We strive to understand how things work so we can make the world a better place.
New drug combination could slow breast cancer
Breast cancer patients could soon benefit from a new combination of treatments devised by researchers at the University.
Dr Ingunn Holen and Dr Penelope Ottewell of the School of Medicine and Biomedical Sciences, carried out a unique study to determine the effects of combining the chemotherapy agent doxorubicin and the bone-protecting drug zoledronic acid.
Both drugs are already used in the NHS, but they have never been combined in this way to fight breast cancer. Early studies on mice showed that the combination can reduce tumours almost totally - by up to 99.9 per cent.
If the findings are confirmed by a large scale trial, the treatment could be made available quickly and relatively cheaply. It could improve the chances of survival for thousands of women.
New hope for children with brittle bones
Two generations of Sheffield graduates have teamed up to create a special walking frame for children with brittle bones.
Normal walking frames are too big for small children with the disease so they don’t make the progress they should. The new frame is designed to help them learn to walk earlier.
Engineering postgrads Barry Tan and Lim Ji Hui designed the frame in their spare time, after meeting with staff at Sheffield Children´s Hospital.
Once they had the right design, Barry and Lim needed someone to manufacture a prototype.
Nigel Harrison, who graduated in 1984, is now managing director of Sheffield-based Kingkraft, specialists in products for disabled people.
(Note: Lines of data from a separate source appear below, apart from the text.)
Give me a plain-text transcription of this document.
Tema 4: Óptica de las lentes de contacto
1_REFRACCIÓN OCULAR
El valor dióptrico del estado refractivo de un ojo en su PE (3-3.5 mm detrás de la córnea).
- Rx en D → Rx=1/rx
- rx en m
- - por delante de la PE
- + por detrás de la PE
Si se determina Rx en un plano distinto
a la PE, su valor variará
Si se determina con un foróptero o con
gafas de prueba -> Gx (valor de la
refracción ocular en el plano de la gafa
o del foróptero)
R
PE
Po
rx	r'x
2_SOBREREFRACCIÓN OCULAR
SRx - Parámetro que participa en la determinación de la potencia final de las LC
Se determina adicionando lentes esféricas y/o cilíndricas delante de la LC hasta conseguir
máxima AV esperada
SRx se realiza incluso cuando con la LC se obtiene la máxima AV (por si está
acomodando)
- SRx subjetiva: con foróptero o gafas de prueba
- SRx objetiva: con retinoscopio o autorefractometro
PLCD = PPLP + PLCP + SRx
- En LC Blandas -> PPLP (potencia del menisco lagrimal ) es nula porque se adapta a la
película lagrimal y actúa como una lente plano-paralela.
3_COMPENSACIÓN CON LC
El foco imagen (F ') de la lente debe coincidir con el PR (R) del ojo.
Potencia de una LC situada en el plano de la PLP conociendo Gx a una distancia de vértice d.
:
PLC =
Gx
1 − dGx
He jumped at the chance to help students at his old university and made the walker for free.
The hospital are delighted. They are now seeking funding to have more frames manufactured so children with brittle bones can get the help they need.
Improving lives in the developing world
A team of researchers at the University are developing crops that are resistant to one of Africa's most devastating parasites.
Witchweed infests about 40 per cent or crops in sub-Saharan Africa, threatening the livelihoods of some of the world's poorest farmers.
The Sheffield team, led by Professor Julie Scholes, is trying to understand the genetic basis of plants that are resistant to witchweed so that those genes can be transferred to the threatened crops.
Their aim is to improve the lives of millions of people who rely on crops such as maize and rice. Julie's team will conduct trials on farmland in Tanzania later this year.
The project is part of a £7million international initiative to meet the challenge of food stability in developing countries.